Here's a letter to the editor, submitted about the city job cuts. Lots of our friends lost their jobs. :(

Dear Editor,

With the recent city job cuts, it has become more clear that budget spending at both the state and local levels is being drastically mismanaged. This week’s abrupt cuts have been publicly deemed irresponsible and rude.

Most of the lost jobs were held by college students working summer jobs. They had been almost guaranteed their jobs would be stable. These are jobs that all of us depend on, like grass cutting at local parks, cemetery maintenance and traffic signal pole painting. Shouldn’t these costs be cut from other places where there is actual wasteful spending?

Testimonials were published by the HTR that showed the horrid effects this job loss could have on already cash strapped youth.
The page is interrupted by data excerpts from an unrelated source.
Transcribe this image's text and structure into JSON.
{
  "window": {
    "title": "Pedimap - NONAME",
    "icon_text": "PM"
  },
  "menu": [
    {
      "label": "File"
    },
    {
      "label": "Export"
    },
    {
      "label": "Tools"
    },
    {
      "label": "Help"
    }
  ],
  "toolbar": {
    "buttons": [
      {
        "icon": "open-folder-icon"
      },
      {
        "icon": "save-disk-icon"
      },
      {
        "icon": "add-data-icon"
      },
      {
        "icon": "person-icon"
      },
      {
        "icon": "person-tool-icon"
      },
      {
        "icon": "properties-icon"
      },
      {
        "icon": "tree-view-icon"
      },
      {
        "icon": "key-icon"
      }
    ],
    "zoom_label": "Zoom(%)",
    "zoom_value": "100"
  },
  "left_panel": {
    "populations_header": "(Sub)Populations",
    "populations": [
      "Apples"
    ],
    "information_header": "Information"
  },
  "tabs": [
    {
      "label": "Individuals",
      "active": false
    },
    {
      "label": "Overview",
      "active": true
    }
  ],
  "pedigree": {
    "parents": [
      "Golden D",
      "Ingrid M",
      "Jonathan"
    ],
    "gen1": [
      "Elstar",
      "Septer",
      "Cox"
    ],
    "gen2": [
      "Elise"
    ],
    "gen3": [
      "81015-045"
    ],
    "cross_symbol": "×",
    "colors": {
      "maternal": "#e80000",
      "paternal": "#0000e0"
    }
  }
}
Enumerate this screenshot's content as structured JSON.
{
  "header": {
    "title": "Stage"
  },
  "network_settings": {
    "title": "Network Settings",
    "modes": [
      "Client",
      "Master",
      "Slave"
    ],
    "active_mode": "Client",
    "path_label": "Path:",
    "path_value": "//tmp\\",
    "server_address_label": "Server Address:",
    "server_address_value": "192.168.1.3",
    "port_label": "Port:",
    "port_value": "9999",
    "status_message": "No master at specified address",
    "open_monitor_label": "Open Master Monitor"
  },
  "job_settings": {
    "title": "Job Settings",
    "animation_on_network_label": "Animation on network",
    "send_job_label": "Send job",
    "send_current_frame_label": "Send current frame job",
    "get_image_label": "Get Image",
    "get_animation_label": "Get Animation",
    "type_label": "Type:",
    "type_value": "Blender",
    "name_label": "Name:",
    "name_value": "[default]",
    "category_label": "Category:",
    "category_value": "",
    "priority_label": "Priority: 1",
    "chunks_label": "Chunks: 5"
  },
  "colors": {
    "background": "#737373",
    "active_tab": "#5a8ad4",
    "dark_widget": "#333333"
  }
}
Tuition hikes around the state have not nearly been matched by financial aid and scholarship opportunities. By my count, seventy students probably won’t return to the city next summer in search of work. Seventy students won’t return and support the local economy. Seventy students will have a more difficult time affording the education those of us at college age are told is essential to our futures.

We should feel sorry for our friends who can’t get the aid they need and worked for the city performing needed tasks. Why add to the pessimistic attitude already held by many college students about the future job market in their hometown and home state?

We should feel ashamed of those who make these decisions. Do we have to throw tea in the harbor before they will realize financially harming young adults should not be the first place to start when cuts are needed?

Posted by mbare at August 07, 2003 06:38 PM
Comments


Not that I'm a naysayer, but is it better or worse to do this, or to lay off a single full time employee? Though it's veyr important money to the students who lost their jobs, in the city's budget I'd guess that one full time job lost would make up the money quickly. But what's more important? The tuition, book, and spending money for a group of students, or the livelihood of a family of four or five?

These are the kinds of decisions that officials have to make every time money gets tight, and no matter what decision they make, someone is hurt. Should we complain about it when the people who are hurt are our friends and peers? Yes! But it's also important to remember that that doesn't necessarily mean that the money is being mismanaged. I would want to know a great deal more before I made that judgment.